Murphy wouldn’t speculate on what line items he would reduce or delete.

“You’d have to make cuts,” he said. “You hope you get out of this in a way that these folks don’t force our hand to do some tough things.”

Assembly Minority Leader Jon Bramnick, R-Union, said he’s good with spending cuts.

“You’ve got to think that, in order to threaten another Democrat, the threat is, ‘We’re going to limit spending. You don’t stop it, we’re going to cut spending.’ I don’t think that’s a threat to Republicans,” Bramnick said.

Though Murphy talked about the line-item veto, in response to questions at an afternoon news conference, he also sounded more conciliatory, in advance of the late-day meeting to which he invited around a dozen Democratic lawmakers.

“I have said from the get-go, or at least over the last number of weeks, that there’s a framework of available alternatives that I think could add up in some combination to a deal,” Murphy said.

He said that framework could include a “re-characterized” corporate business tax, which is a cornerstone of the Legislature’s budget, and maybe accepting a tax amnesty proposal, first pitched by Assembly Speaker Craig Coughlin and included in the budget as a $150 million source of revenue.

Senate President Stephen Sweeney, D-Gloucester, supports a two-year surcharge on corporate taxes applicable to businesses with at least $1 million in New Jersey-based profits. The Democratic majority says it would generate around $805 million a year, and that the Office of Legislative Services backs up that forecast, but the Murphy administration contends it would bring in $233 million less.

Sweeney said he was surprised by the numbers but that “we don’t feel we’re that far away.” He indicated he’d be willing to extend the surcharge longer than two years, though not make it permanent.
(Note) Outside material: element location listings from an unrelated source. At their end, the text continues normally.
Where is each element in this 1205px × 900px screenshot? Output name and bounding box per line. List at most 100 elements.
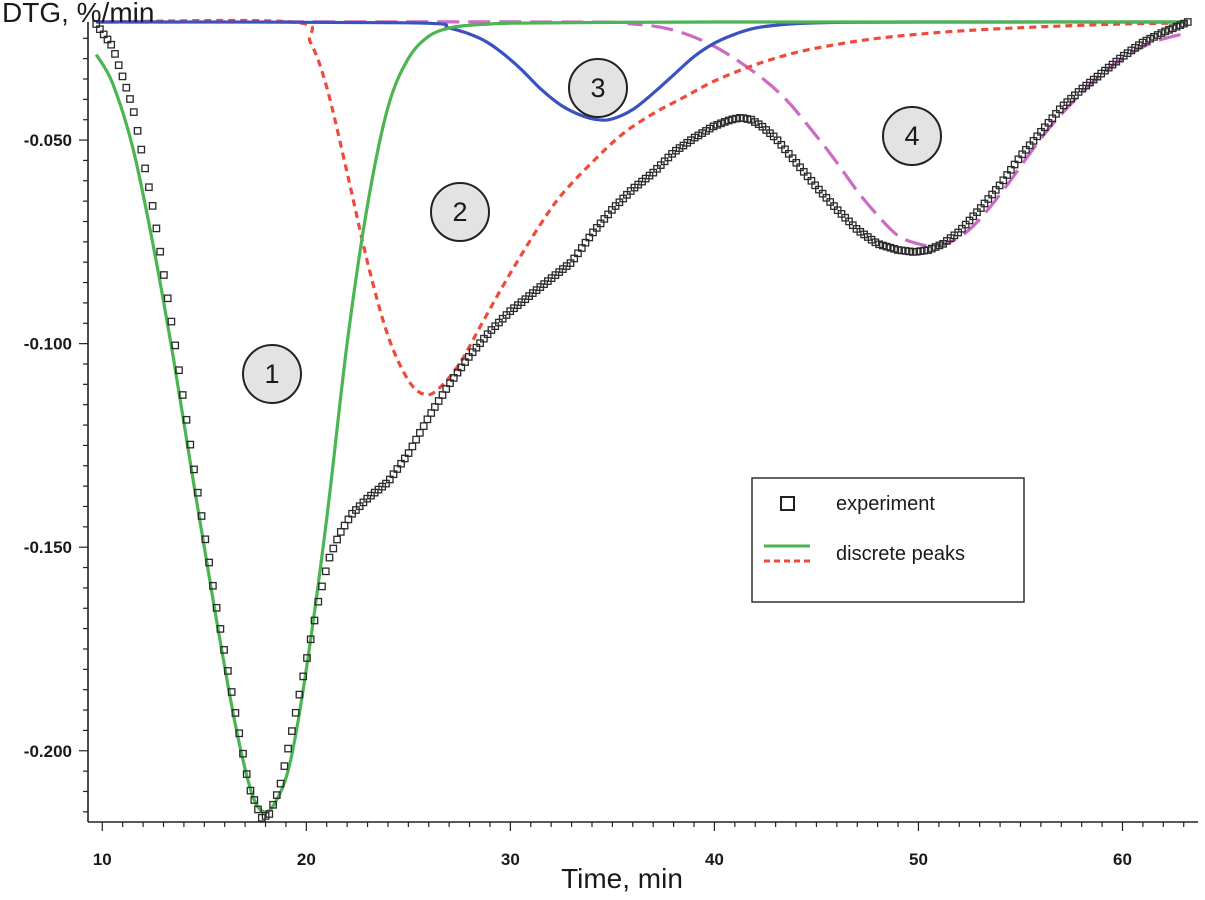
experiment-point — [412, 435, 420, 444]
y-tick-label: -0.150 — [24, 538, 72, 557]
experiment-point — [205, 558, 213, 567]
experiment-point — [416, 428, 424, 437]
experiment-point — [303, 654, 311, 662]
experiment-point — [340, 521, 349, 530]
y-tick-label: -0.200 — [24, 742, 72, 761]
experiment-point — [175, 366, 183, 375]
experiment-point — [160, 271, 168, 279]
peak-number-label: 4 — [904, 121, 919, 151]
experiment-point — [129, 108, 138, 116]
y-tick-label: -0.050 — [24, 131, 72, 150]
y-axis-title: DTG, %/min — [2, 0, 154, 28]
experiment-point — [336, 528, 345, 536]
experiment-point — [242, 770, 251, 778]
experiment-point — [197, 512, 206, 520]
experiment-point — [111, 50, 119, 58]
experiment-point — [246, 786, 255, 795]
peak-number-label: 2 — [452, 197, 467, 227]
experiment-point — [295, 690, 304, 699]
experiment-point — [318, 582, 326, 591]
peak-badge-2 — [430, 182, 490, 242]
y-tick-label: -0.100 — [24, 335, 72, 354]
series-line-peak3 — [96, 20, 1188, 122]
peak-badges: 1 2 3 4 — [242, 58, 942, 404]
experiment-point — [141, 164, 149, 173]
series-line-peak4 — [96, 20, 1189, 248]
peak-badge-1 — [242, 344, 302, 404]
experiment-point — [156, 247, 165, 256]
experiment-point — [224, 667, 232, 675]
experiment-point — [254, 805, 262, 814]
x-tick-label: 20 — [297, 850, 316, 869]
experiment-point — [137, 145, 146, 154]
experiment-point — [227, 688, 236, 696]
x-tick-label: 50 — [909, 850, 928, 869]
experiment-point — [190, 465, 198, 474]
experiment-point — [272, 791, 281, 799]
experiment-point — [126, 95, 134, 103]
x-tick-label: 10 — [93, 850, 112, 869]
experiment-point — [201, 535, 210, 544]
peak-number-label: 1 — [264, 359, 279, 389]
experiment-point — [231, 709, 240, 717]
experiment-point — [325, 553, 334, 562]
legend-discrete-peaks-label: discrete peaks — [836, 543, 965, 565]
experiment-point — [280, 762, 289, 770]
experiment-point — [182, 415, 191, 424]
experiment-point — [193, 488, 202, 497]
experiment-point — [291, 708, 300, 717]
experiment-point — [310, 616, 319, 625]
experiment-point — [148, 202, 157, 210]
axes: 10 20 30 40 50 60 -0.050 -0.100 -0.150 -0.200 — [24, 22, 1198, 869]
x-ticks: 10 20 30 40 50 60 — [93, 822, 1185, 869]
experiment-point — [171, 341, 180, 350]
legend-experiment-label: experiment — [836, 493, 935, 515]
legend-experiment-marker — [780, 496, 795, 511]
experiment-point — [265, 810, 274, 818]
experiment-point — [216, 625, 225, 633]
experiment-point — [114, 61, 123, 70]
experiment-point — [163, 294, 172, 303]
experiment-point — [419, 422, 428, 430]
peak-badge-3 — [568, 58, 628, 118]
experiment-point — [333, 535, 341, 544]
x-tick-label: 30 — [501, 850, 520, 869]
experiment-point — [299, 672, 308, 681]
y-ticks: -0.050 -0.100 -0.150 -0.200 — [24, 37, 88, 813]
plot-series — [92, 18, 1192, 822]
experiment-point — [186, 440, 195, 449]
experiment-point — [329, 544, 338, 553]
experiment-point — [220, 646, 228, 654]
experiment-point — [107, 40, 116, 49]
experiment-point — [423, 415, 432, 424]
experiment-point — [314, 597, 323, 606]
experiment-point — [1183, 18, 1192, 26]
experiment-point — [212, 603, 221, 612]
experiment-point — [122, 83, 131, 92]
experiment-point — [321, 567, 330, 576]
x-tick-label: 40 — [705, 850, 724, 869]
series-line-peak2 — [96, 18, 1188, 397]
experiment-point — [408, 442, 417, 451]
experiment-point — [118, 72, 127, 81]
experiment-point — [306, 635, 315, 644]
experiment-point — [152, 224, 161, 233]
x-tick-label: 60 — [1113, 850, 1132, 869]
experiment-point — [133, 126, 142, 135]
experiment-point — [145, 183, 153, 192]
experiment-point — [178, 391, 187, 399]
experiment-point — [288, 727, 296, 735]
experiment-point — [250, 796, 259, 804]
legend-box — [751, 477, 1025, 603]
peak-number-label: 3 — [590, 73, 605, 103]
x-axis-title: Time, min — [561, 863, 683, 894]
series-line-peak1 — [94, 20, 1188, 814]
experiment-point — [209, 581, 217, 590]
experiment-point — [269, 800, 277, 809]
legend: experiment discrete peaks — [751, 477, 1025, 603]
experiment-point — [167, 317, 176, 326]
experiment-point — [239, 749, 247, 758]
experiment-point — [276, 779, 285, 788]
experiment-point — [235, 729, 244, 738]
“I’ve always said as part of a negotiation, I’ve said this publicly: I’m willing to extend that, as part of a settlement at the end,” Sweeney said.

“I’ve always said I’m open to extending it as part of a deal,” he said. “But we got to get to what the deal is at that point. Right now, we don’t have a deal.”

The Murphy administration says the corporate business tax revenues are also overestimated by $114 million in how it projects the impact of the federal tax cuts and that the budget includes $69 million in marijuana taxes that shouldn’t be listed because the Senate and Assembly haven’t missed the bill legalizing the drug for adult use.

Coughlin defended the revenue estimates before Murphy’s news conference.

“Our numbers are supported by the nonpartisan Office of Legislative Services, which has an unparalleled level of accuracy over the years,” Coughlin said.

Murphy said the Treasury Department is now able to estimate the fiscal impact of last Thursday’s Supreme Court expanding states’ ability to require sales taxes to be collected for online sales to residents by out-of-state retailers.

Murphy said it is estimated at $200 million a year, though only around $125 million for fiscal 2019.

It wouldn’t start being collected until Oct. 1, which would reduce the impact in the first fiscal year to $150 million. And he said the Treasury Department was already expecting to collect around $25 million of that through an enforcement effort independent of the Supreme Court ruling.

“If it’s more than that, I’ll be the happiest guy in the state. I hope it is,” Murphy said. “But again, we got to make a responsible guess on that.”

Murphy and Sweeney indicated there’s no need to worry yet about a government shutdown.

“I remain committed to enacting a balanced budget on time,” Murphy said. “And we still have five-plus days to go. There is plenty of time to get this done, and there is no logical reason, no logical reason, it can’t be done.”

“I’m not concerned,” Sweeney said. “It’s Monday. We have all week.”